The Lily-Pad Strategy
July 18th, 2012Via: Tom Dispatch:
Disappearing are the days when Ramstein was the signature US base, an American-town-sized behemoth filled with thousands or tens of thousands of Americans, PXs, Pizza Huts, and other amenities of home. But don’t for a second think that the Pentagon is packing up, downsizing its global mission, and heading home. In fact, based on developments in recent years, the opposite may be true. While the collection of Cold War-era giant bases around the world is shrinking, the global infrastructure of bases overseas has exploded in size and scope.

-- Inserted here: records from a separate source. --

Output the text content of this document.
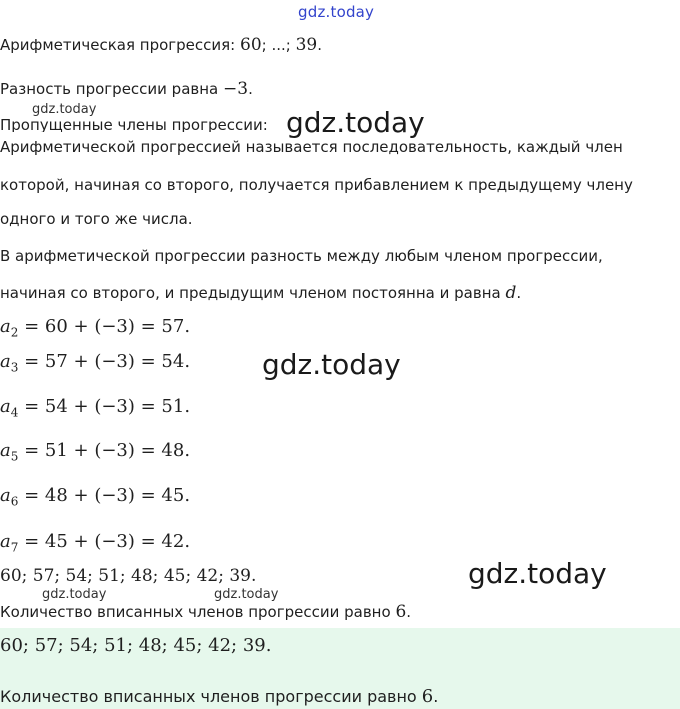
gdz.today
gdz.today
gdz.today
gdz.today
gdz.today
gdz.today	gdz.today
Арифметическая прогрессия: 60; ...; 39.
Разность прогрессии равна −3.
Пропущенные члены прогрессии:
Арифметической прогрессией называется последовательность, каждый член
которой, начиная со второго, получается прибавлением к предыдущему члену
одного и того же числа.
В арифметической прогрессии разность между любым членом прогрессии,
начиная со второго, и предыдущим членом постоянна и равна d.
$a_2 = 60 + (-3) = 57$.
$a_3 = 57 + (-3) = 54$.
$a_4 = 54 + (-3) = 51$.
$a_5 = 51 + (-3) = 48$.
$a_6 = 48 + (-3) = 45$.
$a_7 = 45 + (-3) = 42$.
60; 57; 54; 51; 48; 45; 42; 39.
Количество вписанных членов прогрессии равно 6.
60; 57; 54; 51; 48; 45; 42; 39.
Количество вписанных членов прогрессии равно 6.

Unknown to most Americans, Washington’s garrisoning of the planet is on the rise, thanks to a new generation of bases the military calls “lily pads” (as in a frog jumping across a pond toward its prey). These are small, secretive, inaccessible facilities with limited numbers of troops, spartan amenities, and prepositioned weaponry and supplies.
Around the world, from Djibouti to the jungles of Honduras, the deserts of Mauritania to Australia’s tiny Cocos Islands, the Pentagon has been pursuing as many lily pads as it can, in as many countries as it can, as fast as it can. Although statistics are hard to assemble, given the often-secretive nature of such bases, the Pentagon has probably built upwards of 50 lily pads and other small bases since around 2000, while exploring the construction of dozens more.
As Mark Gillem, author of America Town: Building the Outposts of Empire, explains, “avoidance” of local populations, publicity, and potential opposition is the new aim. “To project its power,” he says, the United States wants “secluded and self-contained outposts strategically located” around the world. According to some of the strategy’s strongest proponents at the American Enterprise Institute, the goal should be “to create a worldwide network of frontier forts,” with the US military “the ‘global cavalry’ of the twenty-first century.”
Such lily-pad bases have become a critical part of an evolving Washington military strategy aimed at maintaining US global dominance by doing far more with less in an increasingly competitive, ever more multi-polar world. Central as it’s becoming to the long-term US stance, this global-basing reset policy has, remarkably enough, received almost no public attention, nor significant Congressional oversight. Meanwhile, as the arrival of the first casualties from Africa shows, the US military is getting involved in new areas of the world and new conflicts, with potentially disastrous consequences.